If that is so, why a mechanical watch?

Precisely because it creates empathy. We feel sympathy for the gears! Imagine a mechanical watch and a digital watch that have stopped working: which would seem more alive? Where would our sympathy lie? You wouldn’t throw away a mechanical watch, because it embodies durability, and produces affect. Our brand name Ressence comes from a contraction of the phrase “renaissance of the essential”. I want to go back to nature, and I also want to provoke a discussion about the essence of the watch itself, which is to tell the time.


The Type 5 has just come out. Can you tell us any more about it?
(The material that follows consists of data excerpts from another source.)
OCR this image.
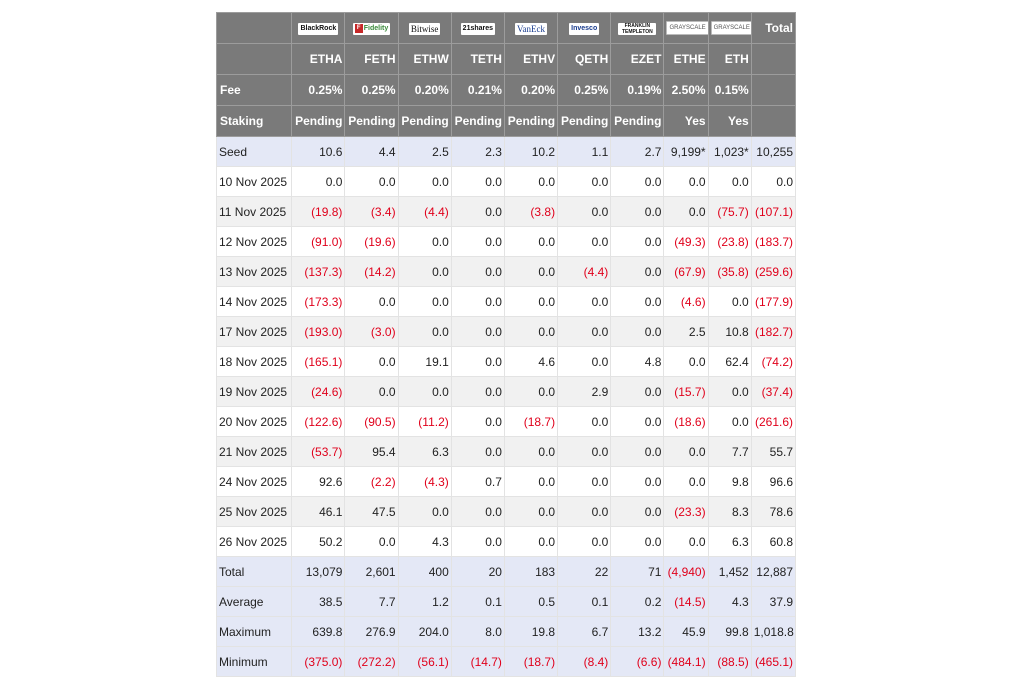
	BlackRock	F Fidelity	Bitwise	21shares	VanEck	Invesco	FRANKLIN TEMPLETON	GRAYSCALE	GRAYSCALE	Total
	ETHA	FETH	ETHW	TETH	ETHV	QETH	EZET	ETHE	ETH	
Fee	0.25%	0.25%	0.20%	0.21%	0.20%	0.25%	0.19%	2.50%	0.15%	
Staking	Pending	Pending	Pending	Pending	Pending	Pending	Pending	Yes	Yes	
Seed	10.6	4.4	2.5	2.3	10.2	1.1	2.7	9,199*	1,023*	10,255
10 Nov 2025	0.0	0.0	0.0	0.0	0.0	0.0	0.0	0.0	0.0	0.0
11 Nov 2025	(19.8)	(3.4)	(4.4)	0.0	(3.8)	0.0	0.0	0.0	(75.7)	(107.1)
12 Nov 2025	(91.0)	(19.6)	0.0	0.0	0.0	0.0	0.0	(49.3)	(23.8)	(183.7)
13 Nov 2025	(137.3)	(14.2)	0.0	0.0	0.0	(4.4)	0.0	(67.9)	(35.8)	(259.6)
14 Nov 2025	(173.3)	0.0	0.0	0.0	0.0	0.0	0.0	(4.6)	0.0	(177.9)
17 Nov 2025	(193.0)	(3.0)	0.0	0.0	0.0	0.0	0.0	2.5	10.8	(182.7)
18 Nov 2025	(165.1)	0.0	19.1	0.0	4.6	0.0	4.8	0.0	62.4	(74.2)
19 Nov 2025	(24.6)	0.0	0.0	0.0	0.0	2.9	0.0	(15.7)	0.0	(37.4)
20 Nov 2025	(122.6)	(90.5)	(11.2)	0.0	(18.7)	0.0	0.0	(18.6)	0.0	(261.6)
21 Nov 2025	(53.7)	95.4	6.3	0.0	0.0	0.0	0.0	0.0	7.7	55.7
24 Nov 2025	92.6	(2.2)	(4.3)	0.7	0.0	0.0	0.0	0.0	9.8	96.6
25 Nov 2025	46.1	47.5	0.0	0.0	0.0	0.0	0.0	(23.3)	8.3	78.6
26 Nov 2025	50.2	0.0	4.3	0.0	0.0	0.0	0.0	0.0	6.3	60.8
Total	13,079	2,601	400	20	183	22	71	(4,940)	1,452	12,887
Average	38.5	7.7	1.2	0.1	0.5	0.1	0.2	(14.5)	4.3	37.9
Maximum	639.8	276.9	204.0	8.0	19.8	6.7	13.2	45.9	99.8	1,018.8
Minimum	(375.0)	(272.2)	(56.1)	(14.7)	(18.7)	(8.4)	(6.6)	(484.1)	(88.5)	(465.1)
Its design was inspired by sea turtles! It continues our exploration in terms of readability, and it is also a diving watch. I have the feeling with this watch that I’ve completed a virtuous circle. Up till now I haven’t managed to produce a more affordable variant of the Type 3. With the Type 5, which costs CHF 31,000, I am able to offer the best of its two predecessors. It is not my aim to make expensive watches. But with 200 non-standard components that’s not easy. It’s only by standardising production that you can bring prices down.

Who are your clients?

Today, Europe accounts for 45% of our sales, ahead of the United States with 35%. I don’t know all my clients, but those I have met share one characteristic: in general they are people who have innovated throughout their lives.